Which biological advantages— or disadvantages — should be treated as “talent,” or a “gift,” or lack thereof, and which should be seen as “cheating” or “unsportsmanlike?”
Myriad influences — environmental, genetic, and mixtures of both — produce differences in athletic capability and performance. Without these differences, sports would be insufferably dull. Every competition would yield a tie — or, worse, a winner decided by dumb luck.
Ditto was we to view all such differences as unfair. Then, the only right and proper sporting result would be a tie; winning would be, by definition, the product of wrongful advantage.
So we allow some differences in capability to affect sports outcomes without calling out those with an edge as cheaters. Indeed, we admire many of these advantages, whether we believe they’re bestowed by God or good fortune: we praise competitors for their strength, speed, endurance, agility, toughness, discipline, resolve, and more.
And here’s the key: the lines we draw between the competitive edges we accept, even admire, and those we think unfair are the stuff of our culture, not our science. Wrestlers compete in weight classes — we reject a contest between a 125 pounder and a 195 pounder as a mismatch — but we’re OK with a 6’ 4” high-school basketball center’s unequal struggle under the rim against an opposing team’s 7-footer.

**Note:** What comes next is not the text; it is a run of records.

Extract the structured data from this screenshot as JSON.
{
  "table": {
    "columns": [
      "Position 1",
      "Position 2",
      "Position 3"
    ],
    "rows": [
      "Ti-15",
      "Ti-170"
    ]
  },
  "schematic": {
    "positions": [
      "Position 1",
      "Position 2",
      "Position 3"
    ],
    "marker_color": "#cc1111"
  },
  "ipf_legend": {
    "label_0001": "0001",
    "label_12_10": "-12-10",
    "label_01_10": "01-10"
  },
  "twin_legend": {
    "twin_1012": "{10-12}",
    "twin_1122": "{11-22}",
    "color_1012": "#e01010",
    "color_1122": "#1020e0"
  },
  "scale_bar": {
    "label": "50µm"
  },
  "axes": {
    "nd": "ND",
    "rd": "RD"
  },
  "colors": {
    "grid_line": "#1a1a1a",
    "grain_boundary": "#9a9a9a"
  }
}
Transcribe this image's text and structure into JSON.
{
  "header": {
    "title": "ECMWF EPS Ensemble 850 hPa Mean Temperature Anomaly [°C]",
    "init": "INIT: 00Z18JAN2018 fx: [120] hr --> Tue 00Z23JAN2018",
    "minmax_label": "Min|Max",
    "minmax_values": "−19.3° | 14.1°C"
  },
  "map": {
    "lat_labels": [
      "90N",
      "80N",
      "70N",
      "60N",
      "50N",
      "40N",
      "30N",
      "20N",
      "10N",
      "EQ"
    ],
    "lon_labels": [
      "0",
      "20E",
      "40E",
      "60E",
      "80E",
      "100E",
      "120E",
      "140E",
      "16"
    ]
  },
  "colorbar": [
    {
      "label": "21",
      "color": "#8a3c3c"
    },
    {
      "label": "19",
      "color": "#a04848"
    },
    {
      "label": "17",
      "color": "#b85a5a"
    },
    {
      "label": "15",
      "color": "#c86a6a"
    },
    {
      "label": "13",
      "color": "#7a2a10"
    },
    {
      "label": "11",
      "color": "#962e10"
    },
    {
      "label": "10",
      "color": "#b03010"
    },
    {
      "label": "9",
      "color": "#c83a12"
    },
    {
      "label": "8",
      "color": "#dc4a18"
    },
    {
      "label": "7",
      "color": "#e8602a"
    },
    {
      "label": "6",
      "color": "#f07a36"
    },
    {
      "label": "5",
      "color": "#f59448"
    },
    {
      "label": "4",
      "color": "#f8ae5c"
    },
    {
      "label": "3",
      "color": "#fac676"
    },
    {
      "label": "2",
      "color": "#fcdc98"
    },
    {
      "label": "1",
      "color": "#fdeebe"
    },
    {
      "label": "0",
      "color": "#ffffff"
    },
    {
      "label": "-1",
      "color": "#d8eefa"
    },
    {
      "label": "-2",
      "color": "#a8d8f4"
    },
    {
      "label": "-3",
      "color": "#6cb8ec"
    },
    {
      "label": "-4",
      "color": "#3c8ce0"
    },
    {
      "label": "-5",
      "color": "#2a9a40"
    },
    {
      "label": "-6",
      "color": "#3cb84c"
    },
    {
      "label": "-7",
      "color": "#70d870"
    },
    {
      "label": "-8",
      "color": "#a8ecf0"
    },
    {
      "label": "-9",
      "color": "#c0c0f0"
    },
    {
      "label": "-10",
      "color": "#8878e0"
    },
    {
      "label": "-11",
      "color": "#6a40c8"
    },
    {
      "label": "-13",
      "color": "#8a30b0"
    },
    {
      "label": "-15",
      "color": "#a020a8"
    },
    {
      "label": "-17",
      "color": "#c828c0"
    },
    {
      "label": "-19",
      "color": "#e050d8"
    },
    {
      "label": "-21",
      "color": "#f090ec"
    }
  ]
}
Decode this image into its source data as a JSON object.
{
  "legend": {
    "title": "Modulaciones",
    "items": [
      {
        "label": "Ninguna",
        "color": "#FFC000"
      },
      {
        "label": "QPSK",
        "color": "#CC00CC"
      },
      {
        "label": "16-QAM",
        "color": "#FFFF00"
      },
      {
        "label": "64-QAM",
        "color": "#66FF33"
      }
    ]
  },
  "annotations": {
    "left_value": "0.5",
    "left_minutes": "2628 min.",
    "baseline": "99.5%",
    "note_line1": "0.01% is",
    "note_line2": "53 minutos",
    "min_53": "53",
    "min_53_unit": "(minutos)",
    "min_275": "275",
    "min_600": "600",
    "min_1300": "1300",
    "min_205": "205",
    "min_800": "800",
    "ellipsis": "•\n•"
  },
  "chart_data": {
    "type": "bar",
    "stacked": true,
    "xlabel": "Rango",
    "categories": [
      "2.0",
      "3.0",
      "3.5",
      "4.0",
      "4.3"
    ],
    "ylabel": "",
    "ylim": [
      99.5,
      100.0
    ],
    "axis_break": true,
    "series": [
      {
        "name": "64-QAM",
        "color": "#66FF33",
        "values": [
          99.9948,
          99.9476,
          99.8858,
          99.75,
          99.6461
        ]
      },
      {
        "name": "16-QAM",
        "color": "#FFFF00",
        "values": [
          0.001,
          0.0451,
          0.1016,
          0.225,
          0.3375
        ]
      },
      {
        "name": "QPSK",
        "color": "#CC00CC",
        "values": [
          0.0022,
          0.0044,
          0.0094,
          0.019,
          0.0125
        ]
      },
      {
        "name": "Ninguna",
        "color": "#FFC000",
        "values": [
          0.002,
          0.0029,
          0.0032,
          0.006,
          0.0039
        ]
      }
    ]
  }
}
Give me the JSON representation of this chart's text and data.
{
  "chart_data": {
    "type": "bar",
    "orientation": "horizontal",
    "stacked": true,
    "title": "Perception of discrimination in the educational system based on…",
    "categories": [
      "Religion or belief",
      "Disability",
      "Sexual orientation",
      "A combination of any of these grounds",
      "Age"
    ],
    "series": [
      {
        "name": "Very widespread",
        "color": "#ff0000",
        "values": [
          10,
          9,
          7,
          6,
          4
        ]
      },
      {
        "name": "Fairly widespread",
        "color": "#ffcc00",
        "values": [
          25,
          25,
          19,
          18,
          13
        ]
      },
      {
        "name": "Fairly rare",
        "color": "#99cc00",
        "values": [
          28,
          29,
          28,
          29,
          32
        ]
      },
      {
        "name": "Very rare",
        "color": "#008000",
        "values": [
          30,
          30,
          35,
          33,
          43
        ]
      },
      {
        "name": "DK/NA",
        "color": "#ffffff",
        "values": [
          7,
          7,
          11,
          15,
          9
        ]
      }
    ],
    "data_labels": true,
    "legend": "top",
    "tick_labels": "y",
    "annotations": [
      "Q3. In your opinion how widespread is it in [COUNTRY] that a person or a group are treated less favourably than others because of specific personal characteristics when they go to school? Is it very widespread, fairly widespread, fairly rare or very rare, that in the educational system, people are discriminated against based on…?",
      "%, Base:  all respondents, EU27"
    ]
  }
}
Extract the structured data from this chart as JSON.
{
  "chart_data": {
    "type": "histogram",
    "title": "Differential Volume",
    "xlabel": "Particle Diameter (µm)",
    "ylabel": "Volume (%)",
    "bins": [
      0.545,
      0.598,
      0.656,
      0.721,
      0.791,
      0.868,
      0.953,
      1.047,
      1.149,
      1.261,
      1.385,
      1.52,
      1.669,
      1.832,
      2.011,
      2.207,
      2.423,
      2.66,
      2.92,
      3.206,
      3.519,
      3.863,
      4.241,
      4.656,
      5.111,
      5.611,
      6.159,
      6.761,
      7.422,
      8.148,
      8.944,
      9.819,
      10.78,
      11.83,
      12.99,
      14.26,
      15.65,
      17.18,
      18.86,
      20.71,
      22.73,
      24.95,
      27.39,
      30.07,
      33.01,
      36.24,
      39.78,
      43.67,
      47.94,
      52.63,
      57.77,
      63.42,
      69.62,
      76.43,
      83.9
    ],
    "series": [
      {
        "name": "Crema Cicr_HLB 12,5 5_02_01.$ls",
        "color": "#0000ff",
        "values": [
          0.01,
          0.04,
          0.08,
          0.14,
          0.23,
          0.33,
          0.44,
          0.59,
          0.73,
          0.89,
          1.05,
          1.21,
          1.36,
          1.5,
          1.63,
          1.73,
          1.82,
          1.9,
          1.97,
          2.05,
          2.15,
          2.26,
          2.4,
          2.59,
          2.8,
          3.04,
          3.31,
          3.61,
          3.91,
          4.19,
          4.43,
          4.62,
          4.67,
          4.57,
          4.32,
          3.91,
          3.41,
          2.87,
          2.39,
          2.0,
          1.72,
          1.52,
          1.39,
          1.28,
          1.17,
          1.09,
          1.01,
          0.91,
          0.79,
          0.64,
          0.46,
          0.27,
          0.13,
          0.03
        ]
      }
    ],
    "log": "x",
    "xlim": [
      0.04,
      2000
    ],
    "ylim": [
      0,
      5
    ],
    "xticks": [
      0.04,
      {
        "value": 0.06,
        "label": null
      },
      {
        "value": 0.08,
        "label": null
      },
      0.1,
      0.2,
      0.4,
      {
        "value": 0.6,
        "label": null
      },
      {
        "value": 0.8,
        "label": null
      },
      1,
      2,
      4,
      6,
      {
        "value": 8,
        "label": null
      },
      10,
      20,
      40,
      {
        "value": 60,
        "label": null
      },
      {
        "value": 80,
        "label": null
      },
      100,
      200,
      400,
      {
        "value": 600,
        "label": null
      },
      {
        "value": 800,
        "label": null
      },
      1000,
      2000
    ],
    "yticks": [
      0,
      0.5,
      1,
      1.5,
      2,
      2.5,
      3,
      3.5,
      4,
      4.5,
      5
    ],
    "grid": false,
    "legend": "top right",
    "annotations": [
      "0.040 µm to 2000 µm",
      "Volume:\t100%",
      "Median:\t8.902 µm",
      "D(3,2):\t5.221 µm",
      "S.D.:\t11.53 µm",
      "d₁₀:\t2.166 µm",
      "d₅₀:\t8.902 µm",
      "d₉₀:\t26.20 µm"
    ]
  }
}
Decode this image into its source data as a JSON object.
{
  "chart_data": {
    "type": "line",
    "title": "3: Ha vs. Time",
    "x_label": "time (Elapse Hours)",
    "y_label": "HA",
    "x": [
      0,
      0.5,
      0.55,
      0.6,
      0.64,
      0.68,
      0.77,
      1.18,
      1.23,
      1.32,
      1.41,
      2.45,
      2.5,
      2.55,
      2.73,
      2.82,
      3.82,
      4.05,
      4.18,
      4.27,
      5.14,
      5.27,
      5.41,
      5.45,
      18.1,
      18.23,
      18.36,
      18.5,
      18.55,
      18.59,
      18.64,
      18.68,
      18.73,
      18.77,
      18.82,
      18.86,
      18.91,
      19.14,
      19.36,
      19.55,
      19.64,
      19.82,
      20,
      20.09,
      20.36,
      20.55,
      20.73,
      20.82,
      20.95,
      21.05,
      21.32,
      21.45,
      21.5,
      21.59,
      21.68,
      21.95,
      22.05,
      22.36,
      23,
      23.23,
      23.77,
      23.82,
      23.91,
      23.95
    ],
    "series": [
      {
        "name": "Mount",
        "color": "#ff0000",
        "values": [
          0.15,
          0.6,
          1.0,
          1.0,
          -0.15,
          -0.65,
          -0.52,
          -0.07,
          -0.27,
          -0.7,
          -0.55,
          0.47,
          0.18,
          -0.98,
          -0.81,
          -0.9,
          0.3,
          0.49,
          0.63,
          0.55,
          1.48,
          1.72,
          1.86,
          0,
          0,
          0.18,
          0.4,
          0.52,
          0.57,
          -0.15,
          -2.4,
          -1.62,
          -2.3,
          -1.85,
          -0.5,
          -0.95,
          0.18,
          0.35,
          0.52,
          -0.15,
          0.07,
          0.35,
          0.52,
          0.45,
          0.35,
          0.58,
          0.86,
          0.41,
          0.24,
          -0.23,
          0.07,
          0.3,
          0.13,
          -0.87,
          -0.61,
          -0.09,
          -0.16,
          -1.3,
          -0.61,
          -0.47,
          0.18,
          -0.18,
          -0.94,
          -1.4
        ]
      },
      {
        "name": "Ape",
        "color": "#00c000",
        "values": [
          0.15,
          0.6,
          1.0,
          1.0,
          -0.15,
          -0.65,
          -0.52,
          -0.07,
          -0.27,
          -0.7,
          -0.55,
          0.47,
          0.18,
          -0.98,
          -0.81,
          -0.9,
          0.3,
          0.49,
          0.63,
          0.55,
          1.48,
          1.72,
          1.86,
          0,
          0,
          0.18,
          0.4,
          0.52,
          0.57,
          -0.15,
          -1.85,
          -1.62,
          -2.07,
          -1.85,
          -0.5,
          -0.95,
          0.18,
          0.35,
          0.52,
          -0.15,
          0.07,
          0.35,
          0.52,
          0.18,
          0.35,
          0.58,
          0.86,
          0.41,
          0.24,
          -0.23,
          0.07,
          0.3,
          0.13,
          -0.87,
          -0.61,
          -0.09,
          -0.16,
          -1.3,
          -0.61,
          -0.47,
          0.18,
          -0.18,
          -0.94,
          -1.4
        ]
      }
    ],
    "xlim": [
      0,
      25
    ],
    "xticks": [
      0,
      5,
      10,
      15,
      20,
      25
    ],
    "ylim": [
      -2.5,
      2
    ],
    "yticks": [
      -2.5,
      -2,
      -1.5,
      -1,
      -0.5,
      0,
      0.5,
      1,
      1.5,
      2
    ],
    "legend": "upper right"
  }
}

Or consider the Houston Astros’ mix of high and low tech (high-res cameras to see opposing catchers’ hand signals from afar, followed by banging on trash cans to tell Astros’ hitters what pitches to expect) to gain a large advantage at the plate. Sign-stealing of this sort is the stuff of baseball lore, going back more than a hundred years
It’s allowed — when baserunners pick up the catcher’s signals and tell the batter (by coded gesture) what’s coming next. But baseball bans binoculars, cameras, and other technologies that extend the eye’s reach.
To those not steeped in baseball’s mores, this distinction may seem silly: if stealing catchers’ signs is allowed, why should the method matter? The mores, though, are key: they set the sport’s boundaries between cheating and legitimate deviousness.
And mores — and culture — evolve, both within and outside sports. Sometimes, scientific findings influence this evolution: postmortem proof of the high incidence of brain damage in former NFL players has inspired new rules against hits that put the brain at high risk. But science can’t answer the question of how to balance football’s health risks against the audience appeal of ferocity.
People make such judgments: the governing bodies of sports decide what’s fair or clean and what’s not. And social norms guide these judgments since a sport can’t prosper without buy-in from players, fans, and sponsoring institutions like schools and advertisers.
So cultural change off-the-field has no small impact on understandings of athletic fairness. Movement toward gender equity is driving the dissolution of rules differences between men’s and women’s competitions. And growing acceptance of gender identity as subjectively-experienced, not anatomic, is driving change in understandings of which advantages are and aren’t fair when women and men compete separately.
We should say no to attempts to push back against this acceptance by misusing “science” to brand birth-anatomy difference as “cheating” or otherwise unfair. More broadly, we should recognize that in sports, as in the rest of life, we all have competitive edges and weaknesses — and that judgments about which are and aren’t fair are matters of culture and politics, not biology.
Gregg Bloche, M.D., J.D., @greggbloche, is a professor of law at Georgetown University and co-director of the Georgetown-Johns Hopkins joint degree program in law & public health.